Dear Laszlo,

Christine is of course correct. I would like to post 3 of many refs. For more, look in my book "Articulation and Intelligibility" published by Morgan Claypool, 2005.

If you are finding differently for an ASR system, then that just shows
that the HMM "Gain" is turned up way too high. By that I mean, its ignoring the input to some extent, and looking for words that it can put together that make some sense, and thus have a combined low entropy (independent of other phones that it recognizes).

Let me give an example: What if the spoken utterance was:
"The make had a blue type"
and assume the recognizer got, at the phone level:
"the make had a blue type" (100% correct),
then the recognizer would report:
"the man had a blue tie"

Get it?
What if your relative calls you on the phone, and leaves a message,
that gets transcribed
"a large ant was fried"
and then you listen to the message, and it is really
"your great aunt just died"
That wouldnt be too good, would it.
Maybe not a very good example. They are better taken off of a real system.

All the example I have are my personal phone messages (text and wav files), and they have things in them I cant make public.
But they can be pretty funny sets of errors, I'll tell you!

Tell us what really happened, please. I dont care how off topic it is.
Its not off topic, IMO.

A comment: It is my opinion that ASR people will not report the phone scores because they dont want their funding sources to dry up. Typically these phone scores are quite low (compared to human scores, that is), being in the 50-75% range, with no noise. When the SNR gets "down" to +10, things are falling appart, and at 0 dB SNR, the scores (in one case I know) are below chance. Yes below chance!
Human phone error rates start at somewhere between 1.5-2 % error in quiet. At +10 dB SNR (AI~0.5), the Miller Nicely phone error rate was about 10%. At 0 dB the AI is about 0.2 (Allen 2005, JASA, Fig. 6) which gives a phone error rate of about 30%. The 50% point is about -6dB SNR, and an AI of about 0.06.

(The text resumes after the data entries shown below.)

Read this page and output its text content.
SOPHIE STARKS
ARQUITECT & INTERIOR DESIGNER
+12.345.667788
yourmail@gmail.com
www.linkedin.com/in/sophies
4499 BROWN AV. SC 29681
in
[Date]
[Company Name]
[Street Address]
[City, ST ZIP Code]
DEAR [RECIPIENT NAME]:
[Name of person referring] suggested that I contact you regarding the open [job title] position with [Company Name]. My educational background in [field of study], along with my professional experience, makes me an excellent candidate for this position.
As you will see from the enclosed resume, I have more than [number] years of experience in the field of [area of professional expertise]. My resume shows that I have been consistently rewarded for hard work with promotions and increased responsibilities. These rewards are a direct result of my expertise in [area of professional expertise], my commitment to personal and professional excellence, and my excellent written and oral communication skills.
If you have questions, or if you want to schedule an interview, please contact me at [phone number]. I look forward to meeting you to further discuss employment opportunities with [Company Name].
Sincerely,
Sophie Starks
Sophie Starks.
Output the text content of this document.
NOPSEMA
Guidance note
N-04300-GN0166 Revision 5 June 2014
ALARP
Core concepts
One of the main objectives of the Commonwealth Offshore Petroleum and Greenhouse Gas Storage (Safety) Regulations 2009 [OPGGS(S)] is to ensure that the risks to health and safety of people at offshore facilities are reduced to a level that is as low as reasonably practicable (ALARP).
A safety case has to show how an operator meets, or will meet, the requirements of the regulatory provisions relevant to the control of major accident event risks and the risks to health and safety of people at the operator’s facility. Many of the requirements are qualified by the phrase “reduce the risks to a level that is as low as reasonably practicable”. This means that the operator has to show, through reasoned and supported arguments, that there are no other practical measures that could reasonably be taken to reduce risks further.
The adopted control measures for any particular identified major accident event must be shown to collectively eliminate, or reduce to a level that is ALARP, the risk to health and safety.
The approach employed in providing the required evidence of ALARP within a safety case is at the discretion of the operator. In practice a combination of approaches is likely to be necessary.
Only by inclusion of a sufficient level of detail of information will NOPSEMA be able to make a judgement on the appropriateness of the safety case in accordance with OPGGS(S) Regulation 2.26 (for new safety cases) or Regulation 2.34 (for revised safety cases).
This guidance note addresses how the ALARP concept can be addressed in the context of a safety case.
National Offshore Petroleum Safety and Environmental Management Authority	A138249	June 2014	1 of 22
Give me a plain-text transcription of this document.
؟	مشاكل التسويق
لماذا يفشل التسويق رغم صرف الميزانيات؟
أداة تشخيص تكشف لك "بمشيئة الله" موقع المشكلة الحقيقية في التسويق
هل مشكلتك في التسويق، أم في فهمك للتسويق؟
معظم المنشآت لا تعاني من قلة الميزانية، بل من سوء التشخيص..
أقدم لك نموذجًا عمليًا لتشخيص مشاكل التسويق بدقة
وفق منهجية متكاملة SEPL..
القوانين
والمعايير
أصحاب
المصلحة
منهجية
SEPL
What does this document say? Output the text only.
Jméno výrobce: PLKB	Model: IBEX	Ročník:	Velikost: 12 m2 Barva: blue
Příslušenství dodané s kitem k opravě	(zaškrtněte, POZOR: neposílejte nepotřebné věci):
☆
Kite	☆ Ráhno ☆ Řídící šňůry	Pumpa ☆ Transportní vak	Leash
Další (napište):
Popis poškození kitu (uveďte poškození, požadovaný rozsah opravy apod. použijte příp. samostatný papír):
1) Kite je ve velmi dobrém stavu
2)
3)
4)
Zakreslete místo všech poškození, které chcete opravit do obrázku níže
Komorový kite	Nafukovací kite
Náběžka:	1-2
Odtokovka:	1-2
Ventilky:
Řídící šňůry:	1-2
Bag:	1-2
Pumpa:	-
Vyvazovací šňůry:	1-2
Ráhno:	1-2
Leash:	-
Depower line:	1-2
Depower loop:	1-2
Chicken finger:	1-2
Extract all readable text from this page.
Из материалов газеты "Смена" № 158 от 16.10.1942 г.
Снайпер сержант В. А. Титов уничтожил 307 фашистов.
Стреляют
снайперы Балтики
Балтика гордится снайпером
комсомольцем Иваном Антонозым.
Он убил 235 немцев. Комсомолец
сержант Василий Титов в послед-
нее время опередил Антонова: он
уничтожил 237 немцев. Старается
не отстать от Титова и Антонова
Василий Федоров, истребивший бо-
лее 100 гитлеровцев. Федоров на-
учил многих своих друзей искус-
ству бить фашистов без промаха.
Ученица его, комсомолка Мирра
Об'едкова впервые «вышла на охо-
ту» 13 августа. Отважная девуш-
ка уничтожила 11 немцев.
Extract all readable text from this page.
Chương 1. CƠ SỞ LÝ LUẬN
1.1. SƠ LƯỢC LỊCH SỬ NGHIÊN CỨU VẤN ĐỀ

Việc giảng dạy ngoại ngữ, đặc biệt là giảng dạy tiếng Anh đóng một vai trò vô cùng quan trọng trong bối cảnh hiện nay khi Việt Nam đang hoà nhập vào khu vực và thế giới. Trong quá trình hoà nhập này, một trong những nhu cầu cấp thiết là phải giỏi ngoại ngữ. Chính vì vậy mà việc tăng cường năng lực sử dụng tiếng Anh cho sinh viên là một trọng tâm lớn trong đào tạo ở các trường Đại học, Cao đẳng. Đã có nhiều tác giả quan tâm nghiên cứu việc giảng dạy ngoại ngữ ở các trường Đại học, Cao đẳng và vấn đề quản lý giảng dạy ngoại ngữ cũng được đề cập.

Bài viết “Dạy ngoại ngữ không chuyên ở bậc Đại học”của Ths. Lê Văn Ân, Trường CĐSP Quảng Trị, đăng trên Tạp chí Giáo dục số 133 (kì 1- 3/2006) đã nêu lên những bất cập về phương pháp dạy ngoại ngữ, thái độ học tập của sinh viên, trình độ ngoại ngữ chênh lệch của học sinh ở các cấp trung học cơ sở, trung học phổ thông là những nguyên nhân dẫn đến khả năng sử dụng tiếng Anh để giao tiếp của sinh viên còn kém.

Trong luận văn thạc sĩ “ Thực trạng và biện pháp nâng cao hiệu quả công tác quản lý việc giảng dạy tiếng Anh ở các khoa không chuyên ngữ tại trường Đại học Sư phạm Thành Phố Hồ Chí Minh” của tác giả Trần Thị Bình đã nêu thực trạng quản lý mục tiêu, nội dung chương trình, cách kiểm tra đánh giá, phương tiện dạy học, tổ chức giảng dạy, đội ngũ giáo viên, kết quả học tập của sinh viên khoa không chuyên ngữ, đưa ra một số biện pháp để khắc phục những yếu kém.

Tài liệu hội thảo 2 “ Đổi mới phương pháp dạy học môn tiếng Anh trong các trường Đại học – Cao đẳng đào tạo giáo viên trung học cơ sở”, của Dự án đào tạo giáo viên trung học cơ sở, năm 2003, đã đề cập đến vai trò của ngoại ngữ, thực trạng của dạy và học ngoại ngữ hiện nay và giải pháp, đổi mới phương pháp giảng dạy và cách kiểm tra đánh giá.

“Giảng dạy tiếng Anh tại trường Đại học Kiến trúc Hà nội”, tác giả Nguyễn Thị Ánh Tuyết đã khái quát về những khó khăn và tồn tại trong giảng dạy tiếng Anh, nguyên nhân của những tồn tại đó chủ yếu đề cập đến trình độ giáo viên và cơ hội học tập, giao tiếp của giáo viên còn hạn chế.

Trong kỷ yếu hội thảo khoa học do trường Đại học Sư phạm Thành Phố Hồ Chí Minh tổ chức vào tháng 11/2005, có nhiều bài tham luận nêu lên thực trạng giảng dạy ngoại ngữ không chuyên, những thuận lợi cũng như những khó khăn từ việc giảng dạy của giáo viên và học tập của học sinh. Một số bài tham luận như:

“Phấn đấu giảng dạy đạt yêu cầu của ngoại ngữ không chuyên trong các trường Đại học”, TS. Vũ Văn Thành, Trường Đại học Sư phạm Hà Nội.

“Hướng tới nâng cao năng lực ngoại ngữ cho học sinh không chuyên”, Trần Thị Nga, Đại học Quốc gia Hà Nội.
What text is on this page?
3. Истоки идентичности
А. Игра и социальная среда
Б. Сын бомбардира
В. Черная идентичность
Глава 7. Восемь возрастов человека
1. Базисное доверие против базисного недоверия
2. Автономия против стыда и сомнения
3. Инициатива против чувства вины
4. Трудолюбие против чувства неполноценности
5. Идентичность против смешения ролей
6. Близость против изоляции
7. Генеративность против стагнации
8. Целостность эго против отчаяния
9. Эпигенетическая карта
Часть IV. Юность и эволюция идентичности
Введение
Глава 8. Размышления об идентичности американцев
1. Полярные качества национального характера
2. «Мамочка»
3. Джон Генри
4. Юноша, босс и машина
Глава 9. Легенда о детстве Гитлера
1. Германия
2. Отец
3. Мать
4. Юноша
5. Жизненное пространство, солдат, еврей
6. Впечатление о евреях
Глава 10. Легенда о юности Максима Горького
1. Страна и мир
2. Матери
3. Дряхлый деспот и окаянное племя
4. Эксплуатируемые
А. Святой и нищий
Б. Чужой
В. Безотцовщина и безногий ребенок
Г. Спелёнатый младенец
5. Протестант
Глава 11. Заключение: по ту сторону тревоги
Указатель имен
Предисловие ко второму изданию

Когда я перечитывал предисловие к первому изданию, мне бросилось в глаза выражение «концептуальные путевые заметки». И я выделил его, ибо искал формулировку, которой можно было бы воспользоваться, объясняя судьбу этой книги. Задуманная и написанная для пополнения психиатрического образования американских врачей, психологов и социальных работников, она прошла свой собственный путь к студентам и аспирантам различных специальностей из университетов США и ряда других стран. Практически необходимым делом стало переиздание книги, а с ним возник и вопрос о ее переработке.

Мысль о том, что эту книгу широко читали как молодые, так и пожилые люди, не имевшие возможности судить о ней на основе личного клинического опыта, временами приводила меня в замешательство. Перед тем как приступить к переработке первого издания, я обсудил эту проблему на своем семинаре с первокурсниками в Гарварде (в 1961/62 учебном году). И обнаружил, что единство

We have unpublished results (in review) where we repeated some of this and found 2% error in quiet (consonants scored from CVs), 10% at -6 dB SNR, and 50% error at -18 dB SNR. However, we found that there are 3 sets of consonants, with one group of 5 consonants, having very high error. These bias the average numbers way up. The rest of the sounds (11 of them) are much better than what I quote above. One group has an error of 0.5% error in quiet (5 errors per 1000 presentations).

I have run on too long.

Please tell us more!

Jont Allen


The statement of the reviewer--that better phone recognition does not mean
better word recognition--is wrong.  It is possible that the reviewer could
support this statement with data from poorly conducted speech recognition
tests like, for example, those conducted with an inadequate number of speech
items, or when mean scores comprise scores of too few listeners.

Christine Rankovic